Thailand leads global markets in AI optimism, with 72% of Thais reporting that AI has already transformed their daily lives, and 78% expecting even greater change in the next three to five years.
Key Details:
- Current Impact: Nearly three-quarters of Thais say AI-powered products and services have profoundly changed their lives over the past 3-5 years, significantly above the 32-country global average of 54%.

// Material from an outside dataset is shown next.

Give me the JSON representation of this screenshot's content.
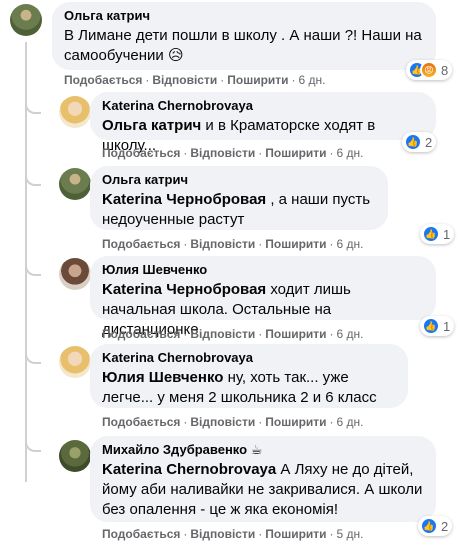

- Benefits Over Risks: 74% of Thai consumers believe AI offers more benefits than drawbacks, compared to 55% globally. Seven in ten (69%) agree potential societal benefits outweigh environmental costs, well above the 49% global average.
- Productivity Gains: 80% of employed Thais report AI tools have saved them time at work in the past year (vs. 62% globally), though 65% expect their jobs to change significantly within five years.
- Job Displacement Concerns: 64% of Thai workers worry AI could replace their current job within five years, placing Thailand among countries with the highest job displacement anxiety.
- Mixed Emotions: 77% feel excited about AI, but 61% simultaneously feel nervous—reflecting a global pattern of “wonder and worry” coexisting.
- Trust Gaps: Only 47% trust companies using AI to protect personal data, and 57% trust AI not to discriminate, indicating confidence in AI’s potential doesn’t automatically translate to trust in implementation.
- Transparency Demand: 85% of Thais believe companies should disclose when AI is used in products and services, higher than the 80% global average.
Thailand’s strong AI enthusiasm presents significant opportunities for businesses, but success requires balancing innovation with transparency, responsibility, and human-centered approaches to address legitimate concerns about privacy, bias, and workforce disruption.
Essentially, Thais see AI as a proven driver of progress that is already improving their lives, which fosters a stronger belief in its future potential despite simultaneous concerns about job displacement and data privacy. According to the Ipsos AI Monitor 2026 report, 64% of Thai workers believe AI could replace their current job within the next five years. This places Thailand among the countries where concerns about job displacement are most pronounced.
Key factors driving this optimism include:
- Proven Productivity: 80% of employed Thais report that AI tools have saved them time at work in the past year, significantly higher than the global average of 62%. This immediate efficiency gain reinforces the belief that AI is a force for positive change.
- Perceived Benefits Outweigh Risks: 74% of Thais believe AI products offer more benefits than drawbacks, compared to 55% globally. They are also more likely to agree that AI’s societal benefits outweigh its environmental costs (69% vs. 49% globally).
- Deep Integration: AI is already deeply embedded in everyday Thai experiences, from banking and shopping to customer service and content recommendations. Nearly three-quarters (72%) say AI has profoundly changed their daily lives in the last 3–5 years, compared to 54% globally.
- Regional Trend: This optimism aligns with a broader trend across the Asia-Pacific region, where countries tend to be more positive about AI’s potential compared to many nations in Europe and North America.
Thais are more optimistic about AI than the global average primarily because they have already experienced its tangible benefits in their daily lives and workplace, leading them to view it as a practical tool for improvement rather than a distant or abstract technology.